A common New Year pastime that people of all ages enjoy in Japan is kite flying. The tradition goes back centuries and, while people rarely build their own anymore, the distinctive sounds and bright colours of the simple wind catchers always draws a crowd. Not wanting to be left out, the boy asked if he could also fly a kite.
Sure. Why not?
A pair of yellow and blue kites were bought from the nearby mall and we made our way to a moderately empty baseball park where there was ample space and a good bit of wind. After a little bit of setup, we had flight! The sound of laughter and delight filled the park as a young person ran around, eyes to the sky, enjoying a simple pleasure that required zero glowing screens, LEDs, or batteries. The fun went in for at least twenty minutes, and I was capturing the moment with an old phone and even older set of eyes.
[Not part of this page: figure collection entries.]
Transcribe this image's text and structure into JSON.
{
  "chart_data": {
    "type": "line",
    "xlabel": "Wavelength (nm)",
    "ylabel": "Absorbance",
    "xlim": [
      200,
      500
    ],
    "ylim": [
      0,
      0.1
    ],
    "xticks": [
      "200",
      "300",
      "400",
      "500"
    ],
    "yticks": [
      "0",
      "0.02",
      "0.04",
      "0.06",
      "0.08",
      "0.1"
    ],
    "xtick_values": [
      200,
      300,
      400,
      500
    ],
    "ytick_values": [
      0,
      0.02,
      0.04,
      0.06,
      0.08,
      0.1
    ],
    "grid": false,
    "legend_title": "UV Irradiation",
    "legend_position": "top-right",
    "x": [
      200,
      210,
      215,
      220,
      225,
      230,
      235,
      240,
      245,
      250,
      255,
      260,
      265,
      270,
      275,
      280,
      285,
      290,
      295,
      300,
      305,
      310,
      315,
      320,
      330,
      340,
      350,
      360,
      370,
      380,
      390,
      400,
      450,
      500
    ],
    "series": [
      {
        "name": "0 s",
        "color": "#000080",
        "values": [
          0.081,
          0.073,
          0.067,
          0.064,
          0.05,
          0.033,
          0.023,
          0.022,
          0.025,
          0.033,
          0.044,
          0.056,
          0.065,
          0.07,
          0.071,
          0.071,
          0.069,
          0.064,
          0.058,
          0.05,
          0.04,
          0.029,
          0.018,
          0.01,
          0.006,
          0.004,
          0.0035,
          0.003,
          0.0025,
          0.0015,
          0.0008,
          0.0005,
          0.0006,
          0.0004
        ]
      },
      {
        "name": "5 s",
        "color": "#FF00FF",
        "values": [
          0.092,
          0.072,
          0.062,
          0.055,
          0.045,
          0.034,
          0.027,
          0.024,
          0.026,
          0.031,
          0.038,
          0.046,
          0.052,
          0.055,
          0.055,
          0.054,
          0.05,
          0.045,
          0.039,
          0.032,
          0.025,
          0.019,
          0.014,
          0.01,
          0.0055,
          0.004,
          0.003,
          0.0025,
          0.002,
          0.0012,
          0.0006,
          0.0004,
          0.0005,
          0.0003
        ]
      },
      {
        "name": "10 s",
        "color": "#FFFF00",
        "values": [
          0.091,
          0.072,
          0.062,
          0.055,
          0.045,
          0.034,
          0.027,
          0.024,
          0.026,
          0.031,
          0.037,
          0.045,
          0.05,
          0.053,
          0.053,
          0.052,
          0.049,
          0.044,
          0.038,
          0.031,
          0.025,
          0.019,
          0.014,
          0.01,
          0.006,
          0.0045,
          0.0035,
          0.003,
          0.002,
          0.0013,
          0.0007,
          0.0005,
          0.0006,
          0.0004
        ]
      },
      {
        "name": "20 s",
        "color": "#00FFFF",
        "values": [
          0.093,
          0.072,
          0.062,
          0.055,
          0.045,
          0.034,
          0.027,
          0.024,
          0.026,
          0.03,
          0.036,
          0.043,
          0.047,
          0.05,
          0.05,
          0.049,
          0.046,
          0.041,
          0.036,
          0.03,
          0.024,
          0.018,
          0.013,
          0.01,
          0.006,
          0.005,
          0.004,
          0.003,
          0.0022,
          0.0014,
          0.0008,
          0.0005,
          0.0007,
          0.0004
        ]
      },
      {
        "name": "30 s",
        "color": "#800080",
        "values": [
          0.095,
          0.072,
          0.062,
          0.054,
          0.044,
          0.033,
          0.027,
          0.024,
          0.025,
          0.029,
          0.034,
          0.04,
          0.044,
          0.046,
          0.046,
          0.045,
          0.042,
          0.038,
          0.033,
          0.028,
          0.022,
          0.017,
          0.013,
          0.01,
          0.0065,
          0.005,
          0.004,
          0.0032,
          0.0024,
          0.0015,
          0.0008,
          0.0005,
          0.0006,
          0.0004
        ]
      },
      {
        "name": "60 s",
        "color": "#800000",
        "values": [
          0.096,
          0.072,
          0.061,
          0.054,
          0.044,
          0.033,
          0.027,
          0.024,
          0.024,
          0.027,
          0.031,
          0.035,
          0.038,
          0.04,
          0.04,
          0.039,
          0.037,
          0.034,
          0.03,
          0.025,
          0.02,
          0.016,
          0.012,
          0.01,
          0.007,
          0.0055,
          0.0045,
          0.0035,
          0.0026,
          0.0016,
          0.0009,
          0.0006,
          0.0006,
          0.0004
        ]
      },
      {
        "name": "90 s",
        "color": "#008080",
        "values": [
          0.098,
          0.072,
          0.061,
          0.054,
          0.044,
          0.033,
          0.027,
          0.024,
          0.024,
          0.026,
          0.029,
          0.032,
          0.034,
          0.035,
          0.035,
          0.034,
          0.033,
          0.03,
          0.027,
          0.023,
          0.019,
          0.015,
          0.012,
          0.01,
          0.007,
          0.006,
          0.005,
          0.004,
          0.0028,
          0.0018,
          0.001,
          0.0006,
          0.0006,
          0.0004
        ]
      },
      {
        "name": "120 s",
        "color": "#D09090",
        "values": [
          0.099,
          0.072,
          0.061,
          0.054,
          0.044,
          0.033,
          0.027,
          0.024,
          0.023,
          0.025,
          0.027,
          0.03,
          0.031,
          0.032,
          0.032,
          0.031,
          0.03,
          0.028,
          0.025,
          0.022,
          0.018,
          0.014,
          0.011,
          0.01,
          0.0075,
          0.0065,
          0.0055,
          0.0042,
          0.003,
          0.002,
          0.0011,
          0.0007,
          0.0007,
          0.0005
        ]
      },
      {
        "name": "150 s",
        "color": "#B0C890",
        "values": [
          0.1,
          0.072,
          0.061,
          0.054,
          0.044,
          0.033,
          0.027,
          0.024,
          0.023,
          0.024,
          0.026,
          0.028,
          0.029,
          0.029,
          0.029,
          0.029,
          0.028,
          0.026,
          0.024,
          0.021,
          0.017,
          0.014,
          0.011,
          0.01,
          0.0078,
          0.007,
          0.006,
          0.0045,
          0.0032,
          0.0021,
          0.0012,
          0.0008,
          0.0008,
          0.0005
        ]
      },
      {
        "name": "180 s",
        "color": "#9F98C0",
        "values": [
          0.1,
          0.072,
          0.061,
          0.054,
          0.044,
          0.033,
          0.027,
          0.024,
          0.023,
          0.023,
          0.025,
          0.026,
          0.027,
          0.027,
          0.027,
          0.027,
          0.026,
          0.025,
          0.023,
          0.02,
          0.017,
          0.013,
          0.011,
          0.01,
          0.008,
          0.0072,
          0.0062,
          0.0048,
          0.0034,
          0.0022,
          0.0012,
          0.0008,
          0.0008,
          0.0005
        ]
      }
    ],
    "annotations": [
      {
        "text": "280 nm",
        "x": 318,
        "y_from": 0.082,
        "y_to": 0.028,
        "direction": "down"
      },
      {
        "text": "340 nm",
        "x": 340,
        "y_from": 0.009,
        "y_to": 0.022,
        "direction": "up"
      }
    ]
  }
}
And then the crying started.
It took a second to see what happened, but the boy had lost his grip on the thread handle, meaning the kite was now travelling due North with zero resistance. A moment later it stopped travelling away from us but continued to buck and twist like an animal who was momentarily free, then once again constrained. The plastic handle was snared by a tree branch several meters above our heads. There was no escape for the kite anymore.
There was, however, a problem. Japan has a terrible habit of putting utility poles everywhere and running wires to and fro. Because the branch that held the kite was too thin to hold the weight of anyone older than 5, and because the height was much too high to send a five year old, we needed a way to recover the untamed sail before it wrapped itself around some wires. I tried using a makeshift hook that could wrap itself around the string lead to pull the kite to safety, but this proved to be futile. Within a matter of minutes, a brief lull in the wind sent the kite whirling around not one, not two, but four wires than ran from the utility poles to houses across the street; power and phone.
It was time to depend on the professionals.
Reiko called the power company who sent a pair of technicians out within an hour. As one would expect, the trapped kite had attracted a lot of attention and some boys from the neighbourhood were taking an interest in the operation. Fortunately there were no complications. The kite was returned, broken from the wind and with many sections of string in tatters. The boy was upset because his new toy couldn’t fly anymore. Reiko and I were relieved, because we weren’t asked to pay for the completely preventable rescue operation.
As a token of our appreciation, though, we did offer the two technicians a small reward for their efforts: four cans of coffee. Hopefully they could enjoy them while driving to their next mission.